Furthermore, multiple server instances in a Sysplex Distributor environment may need to establish connections to exactly the same secondary server. A TCP connection is generally identified by source and destination IP address, and source and destination port numbers (the combination of which is known as the “connection 4-tuple”). In this case, the destination IP address and port are the same for all such connections. Programs initiating outbound connections seldom specify source IP address, and almost never specify the port. Instead, they rely on the TCP/IP stack to select a port which is at present not in use by another TCP application. Such a port assignment is known as an “ephemeral port.” When a source IP address could reside on only one TCP/IP stack, it did not matter that two different stacks might assign the same ephemeral port number, because the source IP addresses for connections to the same secondary server would be different. Now that Sysplex Distributor allows the same IP address to reside on multiple TCP/IP stacks, and for that same IP address to be used for connections to the rest of the network, it is possibile that two stacks could generate the same connection 4-tuple for connections from different Sysplex Distributor server instances to the same secondary server.
One advantage of OS/390 lies in serving multiple different workloads within the same operating system image and cluster (S/390 Parallel Sysplex).

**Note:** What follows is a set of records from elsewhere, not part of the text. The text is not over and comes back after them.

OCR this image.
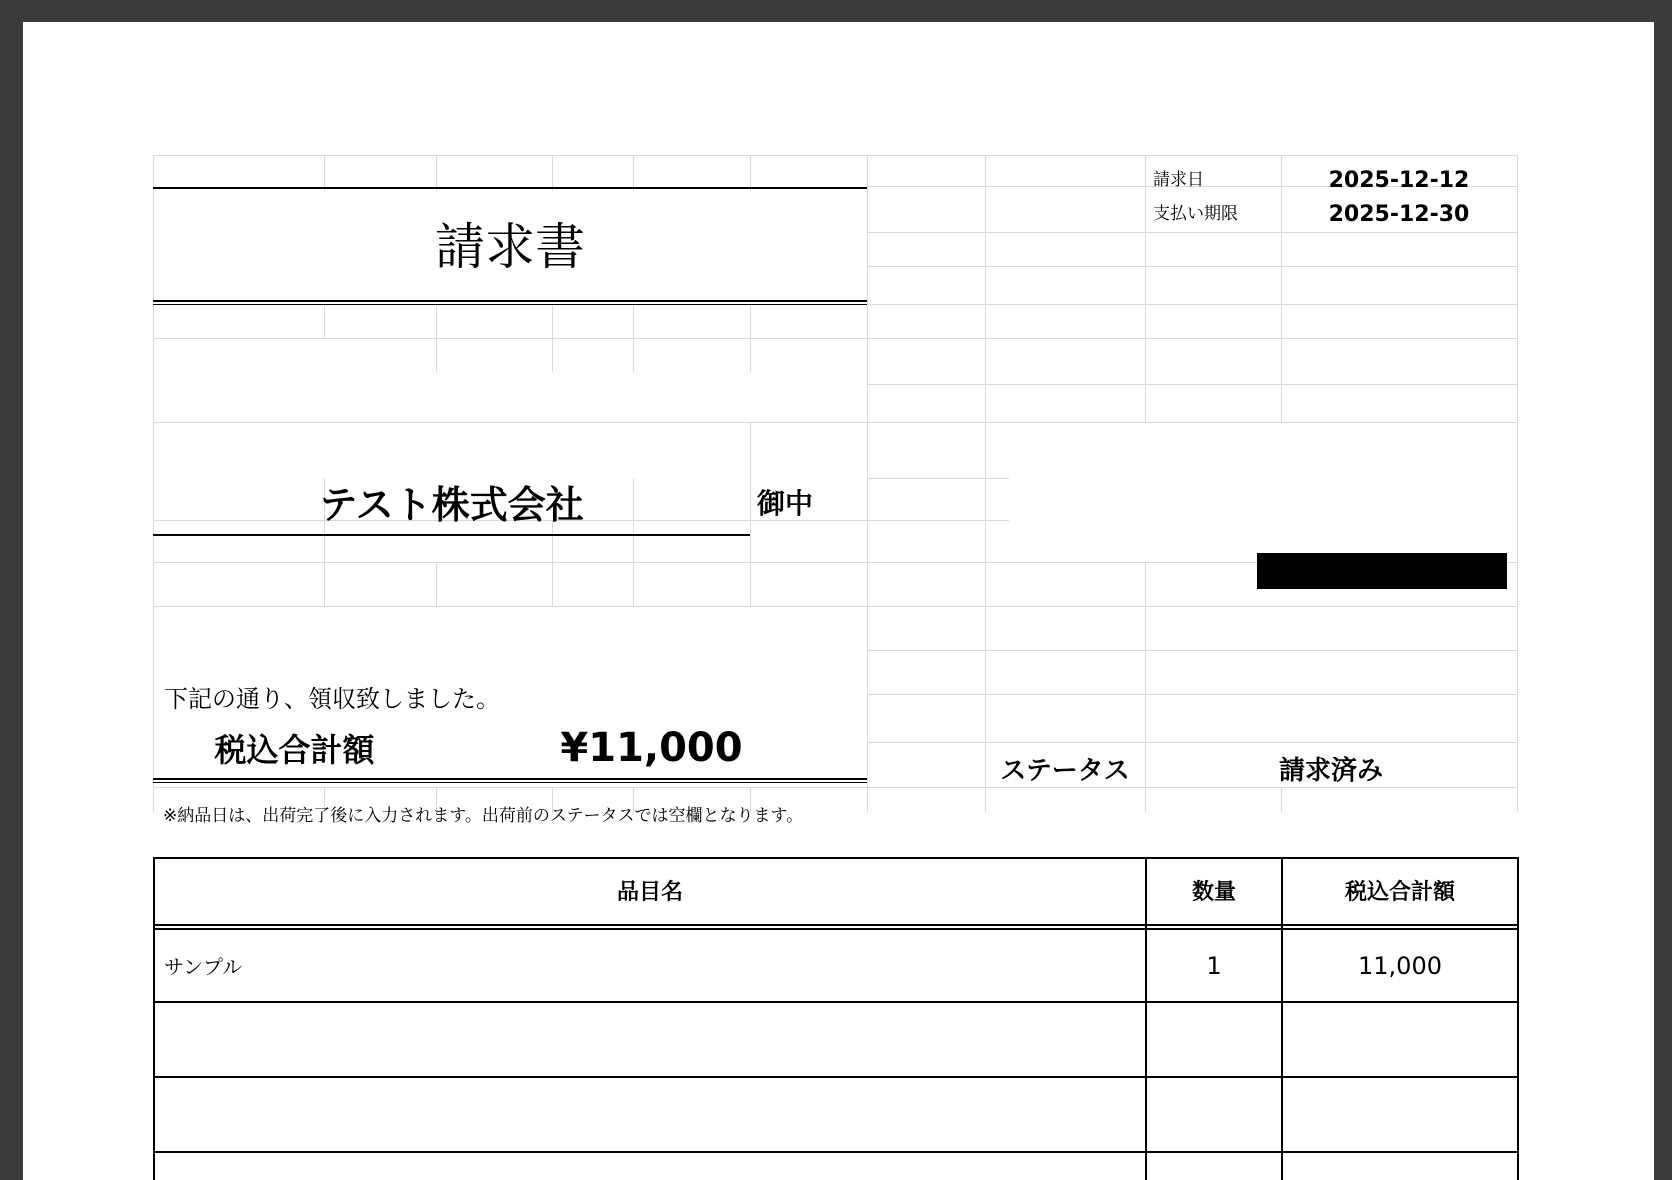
請求書
請求日	2025-12-12
支払い期限	2025-12-30
テスト株式会社	御中
下記の通り、領収致しました。
税込合計額	¥11,000	ステータス	請求済み
※納品日は、出荷完了後に入力されます。出荷前のステータスでは空欄となります。
品目名	数量	税込合計額
サンプル	1	11,000
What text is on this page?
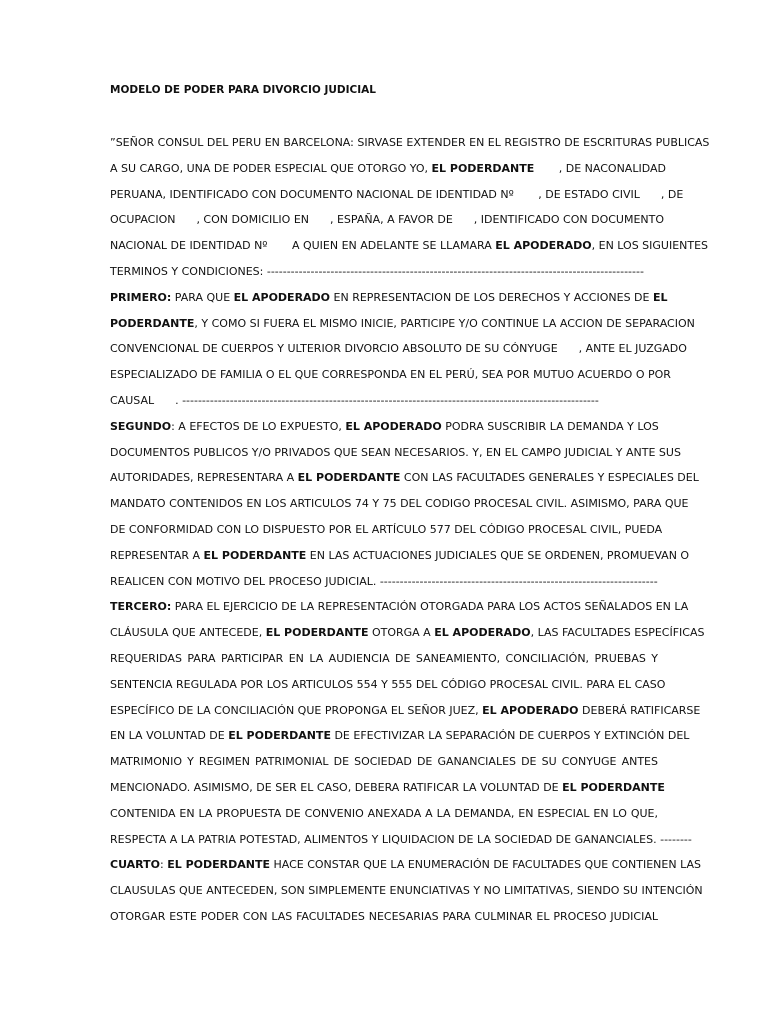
MODELO DE PODER PARA DIVORCIO JUDICIAL
”SEÑOR CONSUL DEL PERU EN BARCELONA: SIRVASE EXTENDER EN EL REGISTRO DE ESCRITURAS PUBLICAS
A SU CARGO, UNA DE PODER ESPECIAL QUE OTORGO YO, EL PODERDANTE       , DE NACONALIDAD
PERUANA, IDENTIFICADO CON DOCUMENTO NACIONAL DE IDENTIDAD Nº       , DE ESTADO CIVIL      , DE
OCUPACION      , CON DOMICILIO EN      , ESPAÑA, A FAVOR DE      , IDENTIFICADO CON DOCUMENTO
NACIONAL DE IDENTIDAD Nº       A QUIEN EN ADELANTE SE LLAMARA EL APODERADO, EN LOS SIGUIENTES
TERMINOS Y CONDICIONES: -----------------------------------------------------------------------------------------------
PRIMERO: PARA QUE EL APODERADO EN REPRESENTACION DE LOS DERECHOS Y ACCIONES DE EL
PODERDANTE, Y COMO SI FUERA EL MISMO INICIE, PARTICIPE Y/O CONTINUE LA ACCION DE SEPARACION
CONVENCIONAL DE CUERPOS Y ULTERIOR DIVORCIO ABSOLUTO DE SU CÓNYUGE      , ANTE EL JUZGADO
ESPECIALIZADO DE FAMILIA O EL QUE CORRESPONDA EN EL PERÚ, SEA POR MUTUO ACUERDO O POR
CAUSAL      . ---------------------------------------------------------------------------------------------------------
SEGUNDO: A EFECTOS DE LO EXPUESTO, EL APODERADO PODRA SUSCRIBIR LA DEMANDA Y LOS
DOCUMENTOS PUBLICOS Y/O PRIVADOS QUE SEAN NECESARIOS. Y, EN EL CAMPO JUDICIAL Y ANTE SUS
AUTORIDADES, REPRESENTARA A EL PODERDANTE CON LAS FACULTADES GENERALES Y ESPECIALES DEL
MANDATO CONTENIDOS EN LOS ARTICULOS 74 Y 75 DEL CODIGO PROCESAL CIVIL. ASIMISMO, PARA QUE
DE CONFORMIDAD CON LO DISPUESTO POR EL ARTÍCULO 577 DEL CÓDIGO PROCESAL CIVIL, PUEDA
REPRESENTAR A EL PODERDANTE EN LAS ACTUACIONES JUDICIALES QUE SE ORDENEN, PROMUEVAN O
REALICEN CON MOTIVO DEL PROCESO JUDICIAL. ----------------------------------------------------------------------
TERCERO: PARA EL EJERCICIO DE LA REPRESENTACIÓN OTORGADA PARA LOS ACTOS SEÑALADOS EN LA
CLÁUSULA QUE ANTECEDE, EL PODERDANTE OTORGA A EL APODERADO, LAS FACULTADES ESPECÍFICAS
REQUERIDAS PARA PARTICIPAR EN LA AUDIENCIA DE SANEAMIENTO, CONCILIACIÓN, PRUEBAS Y
SENTENCIA REGULADA POR LOS ARTICULOS 554 Y 555 DEL CÓDIGO PROCESAL CIVIL. PARA EL CASO
ESPECÍFICO DE LA CONCILIACIÓN QUE PROPONGA EL SEÑOR JUEZ, EL APODERADO DEBERÁ RATIFICARSE
EN LA VOLUNTAD DE EL PODERDANTE DE EFECTIVIZAR LA SEPARACIÓN DE CUERPOS Y EXTINCIÓN DEL
MATRIMONIO Y REGIMEN PATRIMONIAL DE SOCIEDAD DE GANANCIALES DE SU CONYUGE ANTES
MENCIONADO. ASIMISMO, DE SER EL CASO, DEBERA RATIFICAR LA VOLUNTAD DE EL PODERDANTE
CONTENIDA EN LA PROPUESTA DE CONVENIO ANEXADA A LA DEMANDA, EN ESPECIAL EN LO QUE,
RESPECTA A LA PATRIA POTESTAD, ALIMENTOS Y LIQUIDACION DE LA SOCIEDAD DE GANANCIALES. --------
CUARTO: EL PODERDANTE HACE CONSTAR QUE LA ENUMERACIÓN DE FACULTADES QUE CONTIENEN LAS
CLAUSULAS QUE ANTECEDEN, SON SIMPLEMENTE ENUNCIATIVAS Y NO LIMITATIVAS, SIENDO SU INTENCIÓN
OTORGAR ESTE PODER CON LAS FACULTADES NECESARIAS PARA CULMINAR EL PROCESO JUDICIAL
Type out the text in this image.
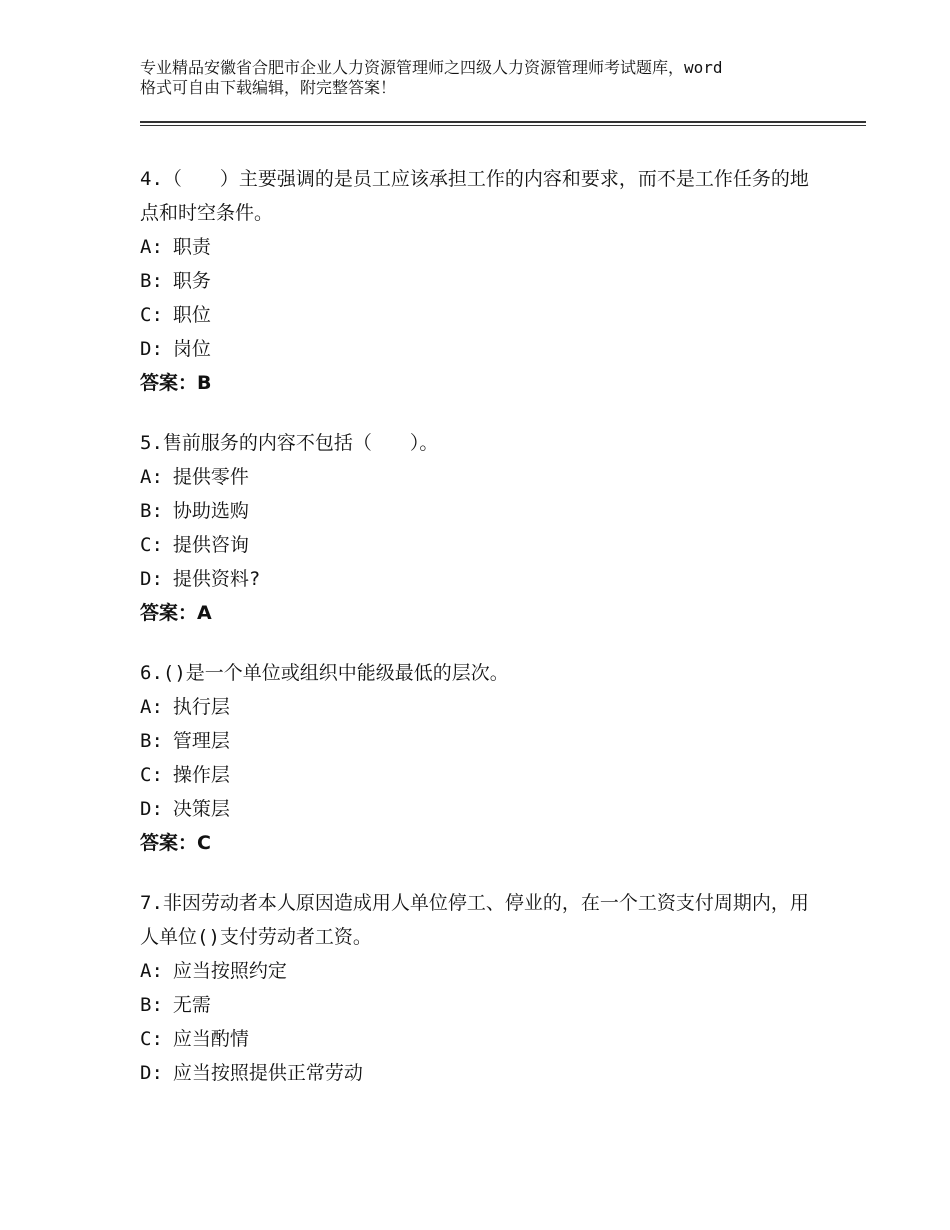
专业精品安徽省合肥市企业人力资源管理师之四级人力资源管理师考试题库，word
格式可自由下载编辑，附完整答案！

4.（　　）主要强调的是员工应该承担工作的内容和要求，而不是工作任务的地点和时空条件。

A: 职责
B: 职务
C: 职位
D: 岗位
答案：B

5.售前服务的内容不包括（　　）。

A: 提供零件
B: 协助选购
C: 提供咨询
D: 提供资料?
答案：A

6.()是一个单位或组织中能级最低的层次。

A: 执行层
B: 管理层
C: 操作层
D: 决策层
答案：C

7.非因劳动者本人原因造成用人单位停工、停业的，在一个工资支付周期内，用人单位()支付劳动者工资。

A: 应当按照约定
B: 无需
C: 应当酌情
D: 应当按照提供正常劳动
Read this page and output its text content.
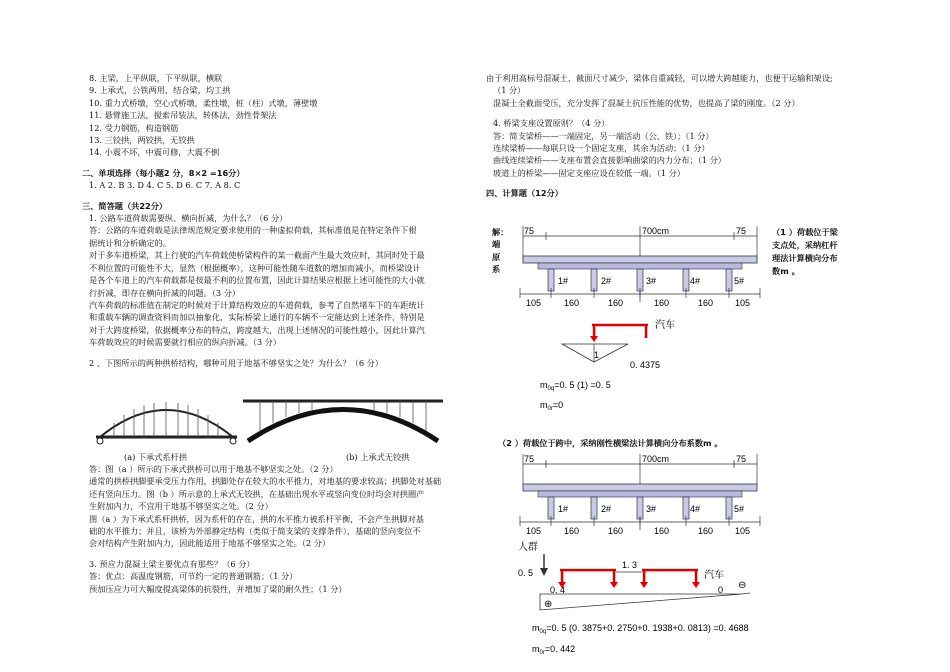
8. 主梁，上平纵联，下平纵联，横联

9. 上承式，公铁两用，结合梁，均工拱

10. 重力式桥墩，空心式桥墩，柔性墩，桩（柱）式墩，薄壁墩

11. 悬臂施工法，搅索吊装法，转体法，劲性骨架法

12. 受力钢筋，构造钢筋

13. 三铰拱，两铰拱，无铰拱

14. 小震不坏，中震可修，大震不倒

二、单项选择（每小题2 分，8×2 =16分）

1. A 2. B 3. D 4. C 5. D 6. C 7. A 8. C

三、简答题（共22分）

1. 公路车道荷载需要纵、横向折减，为什么？（6 分）

答：公路的车道荷载是法律规范规定要求使用的一种虚拟荷载，其标准值是在特定条件下根

据统计和分析确定的。

对于多车道桥梁，其上行驶的汽车荷载使桥梁构件的某一截面产生最大效应时，其同时处于最

不利位置的可能性不大，显然（根据概率），这种可能性随车道数的增加而减小，而桥梁设计

是各个车道上的汽车荷载都是按最不利的位置布置，因此计算结果应根据上述可能性的大小就

行折减，即存在横向折减的问题。（3 分）

汽车荷载的标准值在制定的时候对于计算结构效应的车道荷载，参考了自然堵车下的车距统计

和重载车辆的调查资料而加以抽象化，实际桥梁上通行的车辆不一定能达到上述条件，特别是

对于大跨度桥梁，依据概率分布的特点，跨度越大，出现上述情况的可能性越小，因此计算汽

车荷载效应的时候需要就行相应的纵向折减。（3 分）

2 、下图所示的两种拱桥结构，哪种可用于地基不够坚实之处？为什么？（6 分）

(a) 下承式系杆拱	(b) 上承式无铰拱

答：图（a ）所示的下承式拱桥可以用于地基不够坚实之处。（2 分）

通常的拱桥拱脚要承受压力作用，拱脚处存在较大的水平推力，对地基的要求较高；拱脚处对基础

还有竖向压力。图（b ）所示意的上承式无铰拱，在基础出现水平或竖向变位时均会对拱圈产

生附加内力，不宜用于地基不够坚实之处。（2 分）

图（a ）为下承式系杆拱桥，因为系杆的存在，拱的水平推力被系杆平衡，不会产生拱脚对基

础的水平推力；并且，该桥为外部静定结构（类似于简支梁的支撑条件），基础的竖向变位不

会对结构产生附加内力，因此能适用于地基不够坚实之处。（2 分）

3. 预应力混凝土梁主要优点有那些？（6 分）

答：优点：高温度钢筋，可节约一定的普通钢筋；（1 分）

预加压应力可大幅度提高梁体的抗裂性，并增加了梁的耐久性；（1 分）

由于利用高标号混凝土，截面尺寸减少，梁体自重减轻，可以增大跨越能力，也便于运输和架设;

（1 分）

混凝土全截面受压，充分发挥了混凝土抗压性能的优势，也提高了梁的刚度。（2 分）

4. 桥梁支座设置原则？（4 分）

答：简支梁桥——一端固定，另一端活动（公、铁）；（1 分）

连续梁桥——每联只设一个固定支座，其余为活动；（1 分）

曲线连续梁桥——支座布置会直接影响曲梁的内力分布；（1 分）

坡道上的桥梁——固定支座应设在较低一端。（1 分）

四、计算题（12分）

解：
端
原
系

（1 ）荷载位于梁

支点处，采纳杠杆

理法计算横向分布

数m 。

75	75
700cm
1#	2#	3#	4#	5#
105	160	160	160	160 105
汽车
1
0. 4375
$m_{0q}=0$. 5 (1) =0. 5
$m_{0r}=0$
（2 ）荷载位于跨中，采纳刚性横梁法计算横向分布系数m 。
75	75
700cm
1#	2#	3#	4#	5#
105	160	160	160	160 105
人群
0. 5
1. 3
汽车
0. 4	0
⊕
⊖
$m_{0q}=0$. 5 (0. 3875+0. 2750+0. 1938+0. 0813) =0. 4688
$m_{0r}=0$. 442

Sysplex Distributor allows a single IP address (the Distributed DVIPA) to be associated with all instances of a particular server application administratively with the Domain Name Server. However, the same TCP/IP stack may be a target stack for multiple Distributed DVIPAs, and many applications that use DVIPAs that are not distributed. In the absence of application programming, there is typically no way for the TCP/IP stack or the system administrator to designate which of many possible DVIPAs should be used for a particular application. Sysplex Distributor as well as dynamic VIPAs are described in U.S. patent application Ser. No. 09/640,412, entitled, “METHODS, SYSTEMS AND COMPUTER PROGRAM PRODUCTS FOR NON-DISRUPTIVELY TRANSFERRING A VIRTUAL INTERNET PROTOCOL ADDRESS BETWEEN COMMUNICATION PROTOCOL STACKS” , U.S. patent application Ser. No. 09/640,409, entitled “METHODS, SYSTEMS AND COMPUTER PROGRAM PRODUCTS FOR CLUSTER WORKLOAD DISTRIBUTION” , U.S. patent application Ser. No. 09/640,438, entitled “METHODS, SYSTEMS AND COMPUTER PROGRAM PRODUCTS FOR FAILURE RECOVERY FOR ROUTED VIRTUAL INTERNET PROTOCOL ADDRESSES” all filed Aug. 17, 2000, and U.S. patent application Ser. No. 09/401,419 entitled “METHODS, SYSTEMS AND COMPUTER PROGRAM PRODUCTS FOR AUTOMATED MOVEMENT OF IP ADDRESSES WITHIN A CLUSTER” filed Sep. 22, 1999, the disclosures of which are each incorporated herein by reference as if set forth fully herein. VIPAs were provided in OS/390 V2R5 which had a general availability date of March, 1998, Sysplex Distributor was provided in OS/390 V2R10 which had a general availability date of September, 2000 and dynamic VIPAs were provided in OS/390 V2R8 which had a general availability date of September, 1999, both from International Business Machines Corporation, Armonk, N.Y.